RAI 2.3-01 (2.3.4.6 eighth bullet)

RAI 2.3-01 (2.3.4.6 eighth bullet) indicated that drawing LR-39218, locations E-8 and H-8, pipe sections 1/2-MS-59 and 12-MS-35, respectively, showed continuations to drawing LR-39233, and LR-39219, locations E-8 and H-8, pipe sections 1/2-2MS-32 and 12-2MS-35, respectively, showed continuations to drawing LR-39234. The NSPM response in a letter dated 12/18/08 stated, in part, that the continuation of drawings LR-39218 and LR-39219, location E-8, 1/2-MS-59 and 1/2-2MS-32, Drain to Trap, are shown on LR-39233 and LR-39234, location C-9, at valve TD-16-1 and 2TD-16-1, respectively. The scoping criteria of the dashed line before valve TD-16-1 on the continuation drawing LR-39233 at location C-9 differs from that on drawing LR-39218.

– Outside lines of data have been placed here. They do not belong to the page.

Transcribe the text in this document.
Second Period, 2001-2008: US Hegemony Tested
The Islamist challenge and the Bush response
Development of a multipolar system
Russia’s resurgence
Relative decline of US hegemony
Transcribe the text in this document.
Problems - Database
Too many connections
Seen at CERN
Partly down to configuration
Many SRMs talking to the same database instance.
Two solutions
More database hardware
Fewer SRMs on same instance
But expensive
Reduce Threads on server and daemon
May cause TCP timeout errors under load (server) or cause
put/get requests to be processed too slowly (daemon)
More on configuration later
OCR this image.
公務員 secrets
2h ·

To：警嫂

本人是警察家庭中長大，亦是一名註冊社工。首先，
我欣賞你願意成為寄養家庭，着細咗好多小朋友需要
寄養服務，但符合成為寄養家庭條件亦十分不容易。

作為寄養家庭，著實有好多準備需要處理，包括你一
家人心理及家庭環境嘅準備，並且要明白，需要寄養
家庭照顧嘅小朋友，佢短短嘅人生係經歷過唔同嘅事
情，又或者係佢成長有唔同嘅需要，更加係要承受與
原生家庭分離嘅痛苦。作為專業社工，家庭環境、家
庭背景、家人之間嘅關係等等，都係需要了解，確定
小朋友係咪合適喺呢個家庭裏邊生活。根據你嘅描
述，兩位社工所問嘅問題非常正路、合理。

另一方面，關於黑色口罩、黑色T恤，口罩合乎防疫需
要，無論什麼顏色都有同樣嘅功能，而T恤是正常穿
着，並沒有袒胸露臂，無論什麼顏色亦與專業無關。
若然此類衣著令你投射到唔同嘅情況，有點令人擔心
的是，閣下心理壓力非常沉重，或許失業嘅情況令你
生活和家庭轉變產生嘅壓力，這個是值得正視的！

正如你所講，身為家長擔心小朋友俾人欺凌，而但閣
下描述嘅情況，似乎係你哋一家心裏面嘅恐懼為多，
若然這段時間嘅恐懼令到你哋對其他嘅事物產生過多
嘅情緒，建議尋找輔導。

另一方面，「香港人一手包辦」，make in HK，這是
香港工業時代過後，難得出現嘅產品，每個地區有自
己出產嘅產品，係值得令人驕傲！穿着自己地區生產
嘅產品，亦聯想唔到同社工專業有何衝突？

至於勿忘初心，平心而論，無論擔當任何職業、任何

Response to RAI 2.3-01 (2.3.4.6 eighth bullet) Follow up Question: On drawings LR-39233 and LR-39234, location C-9, the scoping classification for valve TD-16-1 and 2TD-16-1, respectively, and out of system dashed lines showing the upstream 3/4 and 1/2 piping are incorrect; the valves and lines should be shown as within the scope of License Renewal per 10 CFR 54.4(a)(3) as shown on drawing LR-39218, location E-8 (typical). On drawing LR-39219, location E-8, the scoping classification for line 1/2-2MS-32 and the valve shown at the MS/TB system boundary break are incorrect; the line and valve should be shown as within the scope of License Renewal per 10 CFR 54.4(a)(3) similar to the way this same configuration is shown on the Unit 1 drawing LR-39218, location E-8.

RAI 2.3-01 (2.3.4.6 thirteenth bullet)

RAI 2.3-01 (2.3.4.6 thirteenth bullet) indicated that drawings LR-39218 and LR-39219, location F-6, show a continuation of pipe sections 1-1/2-MS-40, 1-1/2-MS-41 and 2-2MS-40, 2-2MS-41 from stop valves of drawings LR-39233 and LR-39234, respectively. The NSPM response in a letter dated 12/18/08 stated that the continuations of drawing LR-39218, location F-6, Drains From Stop Valves, are shown on drawing LR-39233, location A-4, Turb Stop Valve Drains and on drawing LR-XH 15, location A-5, Connection 24. The continuations of LR-39219, location F-6, Drains From Stop Valves, are actually connected on drawing LR-39234, location A-4, similar to the Unit 1 drawing; the connections are not explicitly shown. The continuation is also shown on drawing LR-XH-1002-43, locations B-5 and B-6, Connection 24. The continuations were located; however, the scoping criteria of the continuations (as well as the stop valves) on LR-39233 differ. These lines are in scope for 10 CFR 54.4(a)(1). Confirm the scoping classification of these lines on drawing LR-39233.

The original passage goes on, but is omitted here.